In a geometric optimization problem, the goal is to optimize an objective function
subject to a set of constraints induced by a family of geometric objects. When these
constraints render the problem infeasible or cause the objective function value to be unacceptable,
a natural course of action is to remove or relax some of the constraints,
without changing the problem formulation too much. In this dissertation, we study some natural
formulations of two geometric optimization problems
subject to a fixed budget on the number of constraints that can be removed.
For most parts, our focus is on path finding problems in the plane in presence of polygonal obstacles,
where we are allowed to remove a small number of the obstacles. We first consider the case when
obstacles are overlapping such that no "feasible" path between a given source s and destination t exists.
Here, one would like to remove the minimum number of obstacles so that there exists an obstacle-free s--t path.

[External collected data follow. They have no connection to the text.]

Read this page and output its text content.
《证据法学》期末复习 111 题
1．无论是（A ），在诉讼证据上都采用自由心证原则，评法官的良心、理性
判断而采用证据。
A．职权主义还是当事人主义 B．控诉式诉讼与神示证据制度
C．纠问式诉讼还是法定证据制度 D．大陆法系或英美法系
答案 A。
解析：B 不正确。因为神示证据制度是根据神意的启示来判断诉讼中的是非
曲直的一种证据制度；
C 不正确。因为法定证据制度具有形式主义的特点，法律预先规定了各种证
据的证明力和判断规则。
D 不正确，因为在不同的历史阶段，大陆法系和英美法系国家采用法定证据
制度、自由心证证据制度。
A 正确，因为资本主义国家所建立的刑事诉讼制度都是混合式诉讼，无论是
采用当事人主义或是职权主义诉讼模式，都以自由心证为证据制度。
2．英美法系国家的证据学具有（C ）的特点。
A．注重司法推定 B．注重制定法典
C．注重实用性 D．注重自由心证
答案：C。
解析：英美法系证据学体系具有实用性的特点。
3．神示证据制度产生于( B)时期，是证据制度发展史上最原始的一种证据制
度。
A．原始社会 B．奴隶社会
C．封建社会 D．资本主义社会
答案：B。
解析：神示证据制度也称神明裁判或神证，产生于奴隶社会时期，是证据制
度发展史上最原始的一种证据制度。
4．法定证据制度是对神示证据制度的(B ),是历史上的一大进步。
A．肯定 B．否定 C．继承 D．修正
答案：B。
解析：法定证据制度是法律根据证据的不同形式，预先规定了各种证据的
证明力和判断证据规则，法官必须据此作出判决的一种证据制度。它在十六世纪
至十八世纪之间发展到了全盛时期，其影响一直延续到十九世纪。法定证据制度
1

This problem is more commonly known as minimum constraint removal (MCR), and is known to be NP-hard,
even when obstacles are axis-aligned rectangles. We design approximation algorithms for MCR, which are based
on solving the related problem of computing a minimum color path in a colored graph.
Next, we consider the case when obstacles are disjoint (so a feasible path always exists) but even the shortest such
path is unacceptably long. For this case, we design polynomial-time algorithms to compute a set of at most k obstacles
removing which reduces the original shortest path by maximum amount. An important requirement is that the obstacles must be
convex polygons.
Finally, we consider another geometric optimization problem called maximum exposure.
Here, we are given a set of points P and a set of ranges R covering them,
and we would like to remove a subset of R with at most k ranges so as to `expose' (or uncover)
a maximum number of points. Our work here deals with designing approximation algorithms.